My interest for my DNA purpose, however, is to determine each parent’s sex. The HUSB and WIFE tag will point to the parent’s INDI record, and the INDI record may have a SEX tag and we can use rule 1 (above).

But what if rule 1 results in “unknown”. Then should we be able to infer the parent’s sex by which one was associated with the HUSB tag and which one was associated with the WIFE tag? I’m not 100% sure yet. I believe, but I don’t know whether many programs enforce this association when exporting to GEDCOM. My next step will be to add a check into Behold that will see if the HUSB tag is pointing to a female individual, or if the WIFE tag is pointing to a male individual.

I would think the SEX tag of the individual (rule 1) normally should overrule the HUSB/WIFE tag pointing to the individual. So I would add rule 2:

2. if the sex is unknown from rule 1, then
    if only HUSB pointers point to this individual, assume he is male.
    if only WIFE pointers point to this individual, assume she is female.
    if both HUBS and WIFE pointers point to this individual, issue an error.

But if these are the birth parents, they cannot be the same sex. If these two rules result in both birth parents being assigned the same sex, then Behold will provide a message pointing out the conflict and indicate that for this case, it will assume the HUSB/WIFE tags to be correct.

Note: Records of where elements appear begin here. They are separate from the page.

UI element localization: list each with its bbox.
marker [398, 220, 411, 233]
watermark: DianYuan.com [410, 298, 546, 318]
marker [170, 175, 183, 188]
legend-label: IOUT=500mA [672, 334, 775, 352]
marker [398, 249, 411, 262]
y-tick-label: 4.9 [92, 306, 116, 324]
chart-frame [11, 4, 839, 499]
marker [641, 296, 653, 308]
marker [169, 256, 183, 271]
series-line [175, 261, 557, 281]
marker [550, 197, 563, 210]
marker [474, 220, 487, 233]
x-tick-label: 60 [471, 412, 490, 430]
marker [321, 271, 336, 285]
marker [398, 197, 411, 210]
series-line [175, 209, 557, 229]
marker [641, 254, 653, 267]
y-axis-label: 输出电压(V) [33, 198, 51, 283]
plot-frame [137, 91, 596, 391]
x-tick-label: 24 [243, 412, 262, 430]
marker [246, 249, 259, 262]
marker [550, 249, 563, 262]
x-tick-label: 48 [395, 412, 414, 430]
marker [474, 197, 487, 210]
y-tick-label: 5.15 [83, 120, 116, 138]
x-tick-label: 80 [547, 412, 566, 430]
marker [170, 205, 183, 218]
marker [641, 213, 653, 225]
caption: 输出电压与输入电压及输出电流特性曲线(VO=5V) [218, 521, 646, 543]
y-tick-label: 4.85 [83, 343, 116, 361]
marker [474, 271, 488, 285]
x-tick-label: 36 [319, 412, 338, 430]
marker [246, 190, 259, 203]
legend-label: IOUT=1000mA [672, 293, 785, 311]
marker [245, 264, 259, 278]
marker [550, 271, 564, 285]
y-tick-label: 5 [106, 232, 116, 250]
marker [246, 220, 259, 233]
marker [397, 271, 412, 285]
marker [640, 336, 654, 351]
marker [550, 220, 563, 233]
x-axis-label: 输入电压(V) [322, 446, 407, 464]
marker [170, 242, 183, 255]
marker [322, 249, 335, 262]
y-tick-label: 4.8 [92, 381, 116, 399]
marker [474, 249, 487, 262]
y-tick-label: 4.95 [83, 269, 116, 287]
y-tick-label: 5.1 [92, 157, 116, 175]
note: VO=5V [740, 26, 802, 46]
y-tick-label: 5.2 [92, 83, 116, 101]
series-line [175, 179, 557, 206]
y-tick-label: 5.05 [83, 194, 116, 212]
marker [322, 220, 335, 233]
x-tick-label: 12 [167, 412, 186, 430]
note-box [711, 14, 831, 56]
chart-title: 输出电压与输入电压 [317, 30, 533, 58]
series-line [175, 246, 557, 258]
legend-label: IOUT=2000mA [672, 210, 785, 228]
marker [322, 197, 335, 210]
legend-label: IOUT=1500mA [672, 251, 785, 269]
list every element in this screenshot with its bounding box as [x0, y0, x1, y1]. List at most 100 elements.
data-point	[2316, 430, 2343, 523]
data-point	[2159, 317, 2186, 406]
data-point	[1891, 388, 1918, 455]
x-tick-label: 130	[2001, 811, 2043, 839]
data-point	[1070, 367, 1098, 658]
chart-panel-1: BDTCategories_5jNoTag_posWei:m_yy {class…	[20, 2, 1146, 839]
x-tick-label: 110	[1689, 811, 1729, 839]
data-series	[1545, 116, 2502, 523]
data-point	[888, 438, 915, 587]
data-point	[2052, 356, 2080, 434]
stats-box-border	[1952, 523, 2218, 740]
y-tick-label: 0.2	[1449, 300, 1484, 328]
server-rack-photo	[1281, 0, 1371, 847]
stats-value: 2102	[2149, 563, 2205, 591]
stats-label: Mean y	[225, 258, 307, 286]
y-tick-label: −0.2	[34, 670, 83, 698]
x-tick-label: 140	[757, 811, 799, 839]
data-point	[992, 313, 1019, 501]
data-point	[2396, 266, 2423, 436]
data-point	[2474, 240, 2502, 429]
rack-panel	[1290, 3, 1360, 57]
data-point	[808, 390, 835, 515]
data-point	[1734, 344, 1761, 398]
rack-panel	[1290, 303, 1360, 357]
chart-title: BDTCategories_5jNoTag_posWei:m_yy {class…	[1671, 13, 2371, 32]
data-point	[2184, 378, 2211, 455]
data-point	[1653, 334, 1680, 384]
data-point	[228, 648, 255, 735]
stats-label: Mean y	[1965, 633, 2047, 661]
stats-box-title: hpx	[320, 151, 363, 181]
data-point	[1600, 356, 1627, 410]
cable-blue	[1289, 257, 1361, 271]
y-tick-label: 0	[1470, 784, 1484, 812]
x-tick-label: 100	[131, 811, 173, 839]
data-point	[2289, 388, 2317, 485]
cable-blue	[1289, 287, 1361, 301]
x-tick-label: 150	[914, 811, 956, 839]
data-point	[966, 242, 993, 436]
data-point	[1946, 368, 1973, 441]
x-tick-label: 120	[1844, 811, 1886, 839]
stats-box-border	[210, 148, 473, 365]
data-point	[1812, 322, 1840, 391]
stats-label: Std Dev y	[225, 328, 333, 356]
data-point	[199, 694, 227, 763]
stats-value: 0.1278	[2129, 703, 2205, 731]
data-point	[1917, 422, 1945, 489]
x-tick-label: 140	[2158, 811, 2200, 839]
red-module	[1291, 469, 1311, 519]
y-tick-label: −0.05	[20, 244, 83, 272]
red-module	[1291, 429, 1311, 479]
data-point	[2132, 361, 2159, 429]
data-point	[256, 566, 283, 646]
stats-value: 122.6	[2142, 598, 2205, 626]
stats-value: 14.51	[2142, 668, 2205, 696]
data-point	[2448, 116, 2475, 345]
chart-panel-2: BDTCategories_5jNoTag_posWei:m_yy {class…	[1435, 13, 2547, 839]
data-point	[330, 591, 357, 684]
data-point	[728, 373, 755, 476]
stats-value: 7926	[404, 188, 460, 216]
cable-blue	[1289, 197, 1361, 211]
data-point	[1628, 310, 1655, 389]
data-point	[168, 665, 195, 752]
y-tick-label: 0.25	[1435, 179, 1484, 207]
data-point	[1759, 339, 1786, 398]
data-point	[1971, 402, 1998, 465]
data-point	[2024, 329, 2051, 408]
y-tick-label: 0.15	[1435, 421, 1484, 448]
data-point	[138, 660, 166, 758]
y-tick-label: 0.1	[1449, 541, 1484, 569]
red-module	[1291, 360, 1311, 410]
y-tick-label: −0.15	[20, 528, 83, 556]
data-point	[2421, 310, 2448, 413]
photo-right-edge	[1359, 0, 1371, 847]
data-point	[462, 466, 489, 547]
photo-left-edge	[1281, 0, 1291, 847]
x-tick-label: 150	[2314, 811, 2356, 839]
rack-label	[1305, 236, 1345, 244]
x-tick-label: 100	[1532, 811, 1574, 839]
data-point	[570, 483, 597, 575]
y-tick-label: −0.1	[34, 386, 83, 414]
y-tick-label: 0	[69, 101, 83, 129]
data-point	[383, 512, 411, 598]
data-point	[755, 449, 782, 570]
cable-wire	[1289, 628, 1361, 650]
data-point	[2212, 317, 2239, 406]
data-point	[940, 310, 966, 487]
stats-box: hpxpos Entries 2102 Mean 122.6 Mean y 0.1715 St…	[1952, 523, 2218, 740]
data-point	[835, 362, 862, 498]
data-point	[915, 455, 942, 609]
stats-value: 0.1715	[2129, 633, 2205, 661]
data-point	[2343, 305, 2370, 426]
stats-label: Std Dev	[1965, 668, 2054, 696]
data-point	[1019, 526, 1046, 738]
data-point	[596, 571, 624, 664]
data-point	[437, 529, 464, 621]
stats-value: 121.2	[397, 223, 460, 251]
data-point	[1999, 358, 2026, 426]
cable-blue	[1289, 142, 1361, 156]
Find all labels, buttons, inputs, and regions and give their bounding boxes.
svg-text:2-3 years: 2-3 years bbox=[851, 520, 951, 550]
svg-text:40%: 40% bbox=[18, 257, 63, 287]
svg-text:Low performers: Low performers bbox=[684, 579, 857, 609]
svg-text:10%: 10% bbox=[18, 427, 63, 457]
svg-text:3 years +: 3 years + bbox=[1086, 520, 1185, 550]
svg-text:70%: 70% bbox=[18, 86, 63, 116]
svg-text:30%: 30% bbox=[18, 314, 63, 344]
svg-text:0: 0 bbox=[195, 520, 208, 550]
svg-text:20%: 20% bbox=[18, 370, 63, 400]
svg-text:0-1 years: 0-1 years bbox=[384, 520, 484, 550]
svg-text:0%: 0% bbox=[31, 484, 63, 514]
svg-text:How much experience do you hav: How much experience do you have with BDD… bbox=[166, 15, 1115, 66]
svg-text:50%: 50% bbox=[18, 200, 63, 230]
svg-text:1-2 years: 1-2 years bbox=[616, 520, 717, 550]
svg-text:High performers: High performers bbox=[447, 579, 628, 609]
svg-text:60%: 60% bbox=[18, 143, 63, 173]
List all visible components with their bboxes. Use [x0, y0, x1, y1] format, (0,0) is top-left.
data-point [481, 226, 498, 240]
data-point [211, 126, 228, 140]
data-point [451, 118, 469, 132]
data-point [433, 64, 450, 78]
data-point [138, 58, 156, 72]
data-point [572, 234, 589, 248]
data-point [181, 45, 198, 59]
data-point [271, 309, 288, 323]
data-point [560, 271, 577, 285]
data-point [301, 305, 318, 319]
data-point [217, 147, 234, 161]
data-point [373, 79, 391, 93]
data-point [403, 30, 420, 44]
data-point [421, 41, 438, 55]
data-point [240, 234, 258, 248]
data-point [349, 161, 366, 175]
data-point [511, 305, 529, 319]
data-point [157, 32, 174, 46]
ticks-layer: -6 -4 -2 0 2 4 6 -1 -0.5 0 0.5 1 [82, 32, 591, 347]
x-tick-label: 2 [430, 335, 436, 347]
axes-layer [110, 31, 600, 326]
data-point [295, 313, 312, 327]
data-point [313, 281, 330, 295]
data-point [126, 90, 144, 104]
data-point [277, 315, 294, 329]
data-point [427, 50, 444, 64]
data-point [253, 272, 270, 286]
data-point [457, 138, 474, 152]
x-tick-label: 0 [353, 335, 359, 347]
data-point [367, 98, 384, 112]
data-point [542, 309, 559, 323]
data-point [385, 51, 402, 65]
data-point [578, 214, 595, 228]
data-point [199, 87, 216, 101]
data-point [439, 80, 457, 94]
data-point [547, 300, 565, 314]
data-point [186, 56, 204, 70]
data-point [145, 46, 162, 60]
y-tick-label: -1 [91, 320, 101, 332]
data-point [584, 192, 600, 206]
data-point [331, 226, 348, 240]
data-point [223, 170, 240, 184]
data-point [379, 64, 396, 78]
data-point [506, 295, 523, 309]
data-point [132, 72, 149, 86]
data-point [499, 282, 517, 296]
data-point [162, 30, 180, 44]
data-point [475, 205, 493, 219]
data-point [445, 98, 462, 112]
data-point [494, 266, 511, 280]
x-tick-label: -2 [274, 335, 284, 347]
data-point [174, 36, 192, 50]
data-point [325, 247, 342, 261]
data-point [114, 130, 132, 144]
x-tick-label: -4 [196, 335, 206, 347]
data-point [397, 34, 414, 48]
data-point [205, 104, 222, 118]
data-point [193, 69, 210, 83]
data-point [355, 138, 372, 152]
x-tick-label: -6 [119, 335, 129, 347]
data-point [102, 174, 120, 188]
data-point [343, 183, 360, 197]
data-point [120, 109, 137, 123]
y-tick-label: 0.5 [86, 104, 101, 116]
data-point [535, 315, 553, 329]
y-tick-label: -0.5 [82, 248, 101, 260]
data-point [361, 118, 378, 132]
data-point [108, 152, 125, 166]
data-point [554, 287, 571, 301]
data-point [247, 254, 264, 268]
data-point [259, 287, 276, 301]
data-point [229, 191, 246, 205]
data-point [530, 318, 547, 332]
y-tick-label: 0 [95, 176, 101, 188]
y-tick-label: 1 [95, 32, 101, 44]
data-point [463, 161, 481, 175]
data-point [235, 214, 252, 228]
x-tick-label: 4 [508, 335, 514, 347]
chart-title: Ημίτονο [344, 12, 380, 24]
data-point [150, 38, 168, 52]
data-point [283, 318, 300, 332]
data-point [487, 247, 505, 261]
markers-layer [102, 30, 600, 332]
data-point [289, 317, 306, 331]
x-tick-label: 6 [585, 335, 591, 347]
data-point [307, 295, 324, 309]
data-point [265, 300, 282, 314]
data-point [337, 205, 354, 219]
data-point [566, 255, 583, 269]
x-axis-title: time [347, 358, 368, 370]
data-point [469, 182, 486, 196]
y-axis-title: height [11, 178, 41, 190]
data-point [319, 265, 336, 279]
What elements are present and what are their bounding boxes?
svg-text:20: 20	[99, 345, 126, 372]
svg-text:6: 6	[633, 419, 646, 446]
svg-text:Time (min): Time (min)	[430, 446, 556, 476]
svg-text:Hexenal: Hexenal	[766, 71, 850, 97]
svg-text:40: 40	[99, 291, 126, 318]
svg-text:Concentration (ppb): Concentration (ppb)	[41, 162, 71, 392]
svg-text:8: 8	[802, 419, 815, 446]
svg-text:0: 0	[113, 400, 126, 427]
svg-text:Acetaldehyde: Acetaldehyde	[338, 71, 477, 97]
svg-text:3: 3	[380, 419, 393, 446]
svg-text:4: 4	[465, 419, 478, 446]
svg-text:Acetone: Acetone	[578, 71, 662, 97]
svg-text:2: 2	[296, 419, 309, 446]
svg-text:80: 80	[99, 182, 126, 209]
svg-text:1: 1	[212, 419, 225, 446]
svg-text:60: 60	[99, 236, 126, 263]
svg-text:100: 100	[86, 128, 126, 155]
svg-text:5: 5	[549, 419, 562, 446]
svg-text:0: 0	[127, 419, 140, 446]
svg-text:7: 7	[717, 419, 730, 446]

If the individual’s SEX is specified, then rule 2 is not needed and the HUSB and WIFE pointers do not have to be looked at. But what if the HUSB or WIFE tag conflicts with the SEX tag? This is possible in the case of same-sex marriages, and assigning both individuals the same sex likely is a reasonable way of adding same sex marriages to a GEDCOM standard that many have said does not allow it. Two individuals can both be males or both be females. But two HUSB tags or two WIFE tags are not allowed. Therefore for a same-sex marriage the HUSB tag would point to one individual, and the WIFE tag would point to the other.

GEDCOM states:  “The family record structure assumes that the HUSB/father is male and WIFE/mother is female.” Note that it says “assumes”, and does not state “requires”.

So in GEDCOM, a same-sex couple could be represented as:

The family record is no different than normal:

0 @F1@ FAM
1 HUSB @I1@
1 WIFE @I2@

The INDI records for two males:

0 @I1@ INDI
1 SEX M
1 FAMS @F1@

0 @I2@ INDI
1 SEX M
1 FAMS @F1@

or for two females:

0 @I1@ INDI
1 SEX F
1 FAMS @F1@

0 @I2@ INDI
1 SEX F
1 FAMS @F1@

For more information about same-sex couples in GEDCOM, read Tamura Jones’ article: Same-Sex Marriage in GEDCOM

With regards to GEDCOM, I daresay that SEX is neither clean nor easy.